| Subject: 18-month-old starts hitting
Question:
Our happy and affectionate 18-month old son, who
doesn't talk but is using some sign language to communicate, has started
hitting his 9-year-old brother, it seems to get his attention. He spends
all his time with either his father or me since we choose to both work
at home and be with him. Sometimes he just walks up and whacks me with a
kitchen tool or toy. No one in our family hits each other. We want to
understand his frustrations and know his intelligence is keen. We want
to figure this out before it gets out of hand.
Name Withheld
Jan's reply:
"Thank you for your letter. I can empathize
with your predicament because I have worked at home since my son was
born. I know how difficult it can be to accomplish a time-consuming task
while a toddler needs your attention!
With the large age difference between your children, it is also likely
that your toddler is feeling frustrated at being unable to keep up with
his much older brother. With this type of unavoidable dilemma, it would
be important to validate his feelings ("You really wish you could
ride the big bike!") and to see that he has plenty of opportunity
to accomplish the things that he can do at this age.
One solution that worked well for me was to hire a
responsible teenager (she was homeschooling, so she was available during
the day) who came to our home to play games and do crafts with our son
while I wrote articles or did housework. (Don't ask her to do
housework, she would be there for your child only! Otherwise
he'll have more of the same frustrations he's having now, asking for
more attention from her.)
A similar solution that also helped was hiring
someone (again, not the same person as the child's helper) to do
occasional housework, freeing me to spend the time I would have given to
housework that day, to give my son the undivided attention he needed. On
the days when you are doing housework, be sure you aren't keeping to
unreasonable housecleaning standards. As the La Leche League leaders
often say, "You won't have a clean house and a happy child on the
same day."
The bottom line is that there just aren't
sufficient hours a day, and energy, to do all three jobs well:
parenting, business tasks, and housework. Something has to give, so it's
important to keep priorities clear. A child's needs must come first;
otherwise, it can escalate to a situation which requires enormous
amounts of time and effort! It's very commendable that you are already
seeking better solutions now.
Jan
Laura adds:
Toddlers are just discovering their own anger, and
the intensity of those feelings can be overwhelming. And they don't yet
have the words to communicate their feelings and needs, which makes it
even more scary for them. I think when they hit, they know they
shouldn't - and they are looking for reassurance that (1) we love them
unconditionally, but also that (2) we'll provide a safe space for them
to have their anger - that we won't allow them to hurt themselves or
others.
I guess what I'm trying to stress is that I think
a toddler can start hitting even if the parent isn't especially
overcommitted and overstressed. No parent can be perfectly available to
the toddler's needs, no matter what their other commitments are, or how
hard they try, particularly if they have more than one child.

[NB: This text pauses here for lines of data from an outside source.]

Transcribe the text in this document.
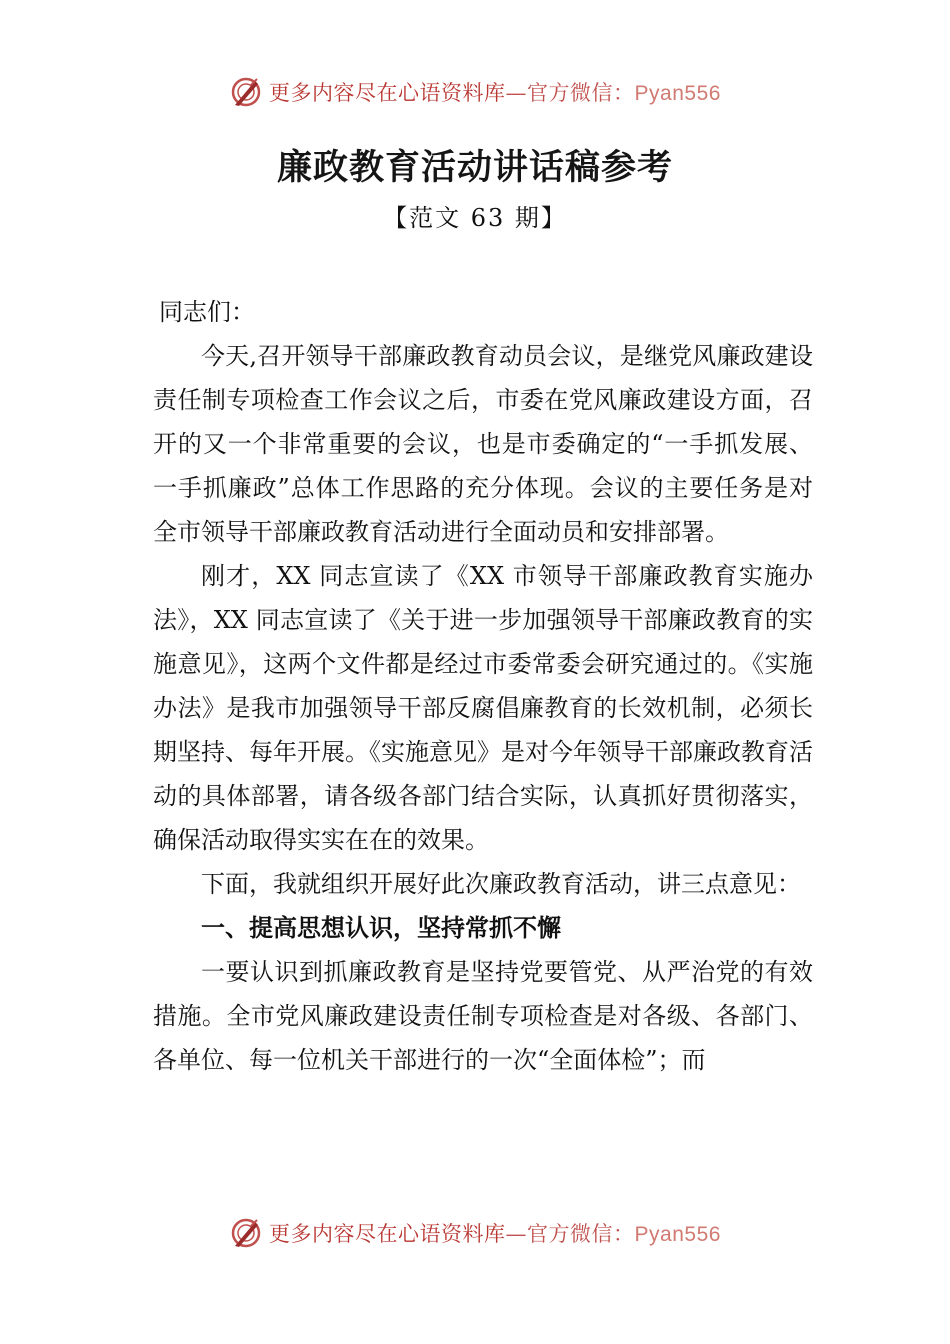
更多内容尽在心语资料库—官方微信：Pyan556
廉政教育活动讲话稿参考
【范文 63 期】

同志们：

今天,召开领导干部廉政教育动员会议，是继党风廉政建设责任制专项检查工作会议之后，市委在党风廉政建设方面，召开的又一个非常重要的会议，也是市委确定的“一手抓发展、一手抓廉政”总体工作思路的充分体现。会议的主要任务是对全市领导干部廉政教育活动进行全面动员和安排部署。

刚才，XX 同志宣读了《XX 市领导干部廉政教育实施办法》，XX 同志宣读了《关于进一步加强领导干部廉政教育的实施意见》，这两个文件都是经过市委常委会研究通过的。《实施办法》是我市加强领导干部反腐倡廉教育的长效机制，必须长期坚持、每年开展。《实施意见》是对今年领导干部廉政教育活动的具体部署，请各级各部门结合实际，认真抓好贯彻落实，确保活动取得实实在在的效果。

下面，我就组织开展好此次廉政教育活动，讲三点意见：

一、提高思想认识，坚持常抓不懈

一要认识到抓廉政教育是坚持党要管党、从严治党的有效措施。全市党风廉政建设责任制专项检查是对各级、各部门、各单位、每一位机关干部进行的一次“全面体检”；而

更多内容尽在心语资料库—官方微信：Pyan556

But because the toddler's needs are instant and
omnipresent for them, the idea of waiting while Mommy tells someone else
to wait a minute is just too much. (For instance, a couple of times my
younger child has resorted to slapping me. Both times, I had just picked
her up and at that instant her sister came to me with an urgent need. I
couldn't just ignore her sister, so she became frustrated.)
I think between the ages of two and four the child
is learning how to wait for just a few moments, and this child is right
at the start of that process. His most likely source of frustration is
not getting his parents' (and older brother's) full attention; this
phase is very common among toddlers (especially younger children, who
have to compete for Mommy and Daddy's attention with older siblings).
As long as parents realize the child is almost
certainly frustrated about something and unable to do anything
but "act out" due to lack of verbal skills, and start
responding to the underlying need for more attention, I think things
will be fine. The most helpful responses are (1) lovingly restraining
him from hitting again while reinforcing his feelings of frustration,
(2) telling him hitting hurts and isn't OK, and (3) showing him how to
use gentle touch. As long as the parents work hard to respond to his
need, and gently and consistently work with him to show him safer and
more effective ways of dealing with his anger, he'll quickly get over
it. In our case, my daughter's slapping and knocking phase lasted all of
a few days, and now she's back to her very gentle-touch self.